I found what I was looking for in the bottom of the seventh box, buried beneath a foot and a half of divorce pleadings. I recognized the well-creased spine of the thick black ledger book that Ezra had always preferred. It made a cracking sound when I opened it, and I fingered the green paper, now browned at the edges, and saw the rows of Ezra's precise figures. My first impression was of smallness. Small writing and small numbers-nothing like his stature or the billings he would soon come to achieve. I found the deposit entry on the thirty-third page. The deposit above it was for fifty-seven dollars, the one below for an even hundred. His handwriting was unvaried, so that one-third of a million dollars might well have been a daily deposit. Looking at it, I could only imagine the satisfaction that entry must have given him. Yet, it was as if he'd bottled up any symptoms of joy or pleasure. Maybe he'd been selfish with it; maybe he'd just been disciplined. But I could still remember the night he took us out to celebrate. "Nothing can stop me now," he'd said. And he'd been right, until Alex shot him in the head.

I left the basement and turned off the light. The smell of moldering cardboard followed me as I headed for Ezra's office.

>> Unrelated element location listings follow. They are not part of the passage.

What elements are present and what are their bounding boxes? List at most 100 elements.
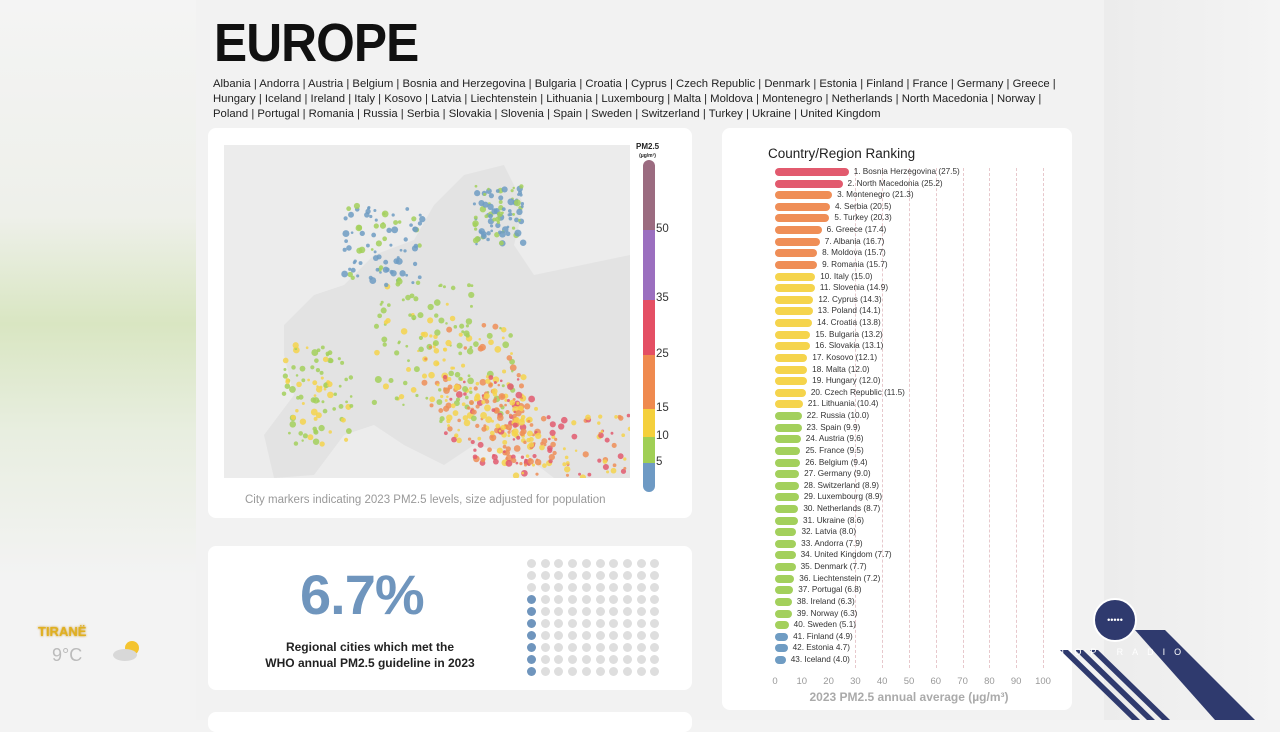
city-dot (595, 631, 605, 640)
city-marker (449, 397, 453, 401)
city-dot (622, 655, 632, 664)
city-marker (610, 431, 614, 435)
bar-label: 41. Finland (4.9) (793, 631, 853, 641)
city-marker (307, 434, 314, 441)
city-marker (343, 216, 348, 221)
city-marker (427, 317, 434, 324)
city-marker (433, 348, 440, 354)
city-marker (458, 332, 463, 337)
city-marker (382, 342, 387, 347)
city-marker (373, 323, 380, 329)
city-marker (463, 392, 467, 396)
city-marker (373, 223, 379, 229)
city-marker (301, 439, 304, 442)
city-marker (490, 435, 494, 439)
city-marker (421, 373, 428, 379)
city-marker (497, 383, 501, 387)
city-marker (512, 212, 516, 216)
city-marker (496, 447, 503, 454)
city-marker (614, 415, 618, 419)
city-marker (475, 242, 478, 246)
city-marker (562, 462, 567, 467)
city-marker (506, 398, 511, 403)
city-marker (517, 405, 524, 412)
city-marker (582, 451, 589, 458)
city-dot (636, 559, 646, 568)
city-marker (516, 208, 523, 216)
city-dot (595, 571, 605, 580)
city-marker (456, 437, 462, 444)
city-marker (364, 212, 370, 218)
city-marker (617, 453, 624, 460)
bar (775, 504, 799, 513)
city-marker (473, 341, 479, 347)
city-marker (384, 282, 389, 288)
bar-label: 7. Albania (16.7) (824, 236, 885, 246)
legend-tick: 15 (656, 402, 669, 414)
city-marker (461, 363, 466, 368)
city-marker (391, 226, 399, 234)
city-marker (312, 380, 318, 386)
city-marker (301, 378, 306, 383)
city-marker (501, 336, 505, 340)
city-marker (529, 423, 534, 427)
city-dot (554, 607, 564, 616)
city-marker (462, 415, 469, 421)
city-marker (494, 407, 500, 413)
city-marker (436, 399, 443, 405)
bar (775, 260, 818, 269)
city-marker (506, 355, 513, 361)
x-tick-label: 30 (850, 676, 861, 687)
city-dot (595, 667, 605, 676)
city-marker (467, 374, 471, 378)
bar (775, 342, 811, 351)
city-marker (433, 360, 440, 367)
city-marker (289, 421, 297, 428)
city-dot (595, 559, 605, 568)
city-dot (636, 583, 646, 592)
city-marker (491, 208, 498, 215)
city-marker (348, 375, 354, 380)
gridline (1016, 168, 1018, 668)
city-marker (428, 371, 435, 379)
bar-label: 6. Greece (17.4) (826, 225, 887, 235)
city-marker (480, 412, 488, 419)
bar (775, 470, 800, 479)
city-marker (487, 203, 494, 211)
city-marker (493, 381, 497, 385)
city-marker (359, 230, 365, 236)
city-marker (415, 393, 419, 398)
city-marker (475, 381, 480, 386)
partly-cloudy-icon (113, 641, 139, 661)
city-marker (310, 365, 315, 370)
legend-colorbar (643, 160, 655, 492)
background-left (0, 0, 200, 720)
city-dot (554, 631, 564, 640)
city-marker (509, 399, 516, 406)
city-marker (397, 341, 401, 345)
city-marker (443, 347, 448, 352)
city-marker (477, 436, 482, 441)
city-marker (434, 313, 439, 318)
city-marker (332, 407, 337, 411)
city-marker (447, 377, 452, 382)
city-marker (492, 398, 497, 404)
city-marker (442, 285, 446, 289)
city-marker (340, 360, 345, 365)
city-marker (606, 470, 610, 474)
city-dot (609, 595, 619, 604)
city-marker (379, 271, 382, 274)
bar (775, 353, 808, 362)
city-marker (485, 416, 493, 424)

I paused at the foot of the stairs, remembering the sound of a heavy chair crashing down; but now there was only silence, and so I broke it, my feet heavy on the time-worn stairs. The rug looked different; maybe it was the light, but it seemed to ripple at the far corner. I pulled it back, wondered again if my mind was playing tricks on me. The wood was chipped at the edge, gouged around the nail heads. The marks were unfamiliar, small, as if made by a flathead screwdriver. I ran my fingertips over them, wondering if someone else had been here.

I dismissed the thought. Time was not on my side, and I had a number burning holes in my brain. I grabbed the hammer and went to work on the nails. I tried to slip the claw beneath the heads. I gouged more wood, scratched the nail heads shiny, but could not get them out. I rammed the claw into the crack at the boards' ends and leaned back on the handle. No give. I pulled harder, felt the tension in my back as I heaved. But the four big nails were too much.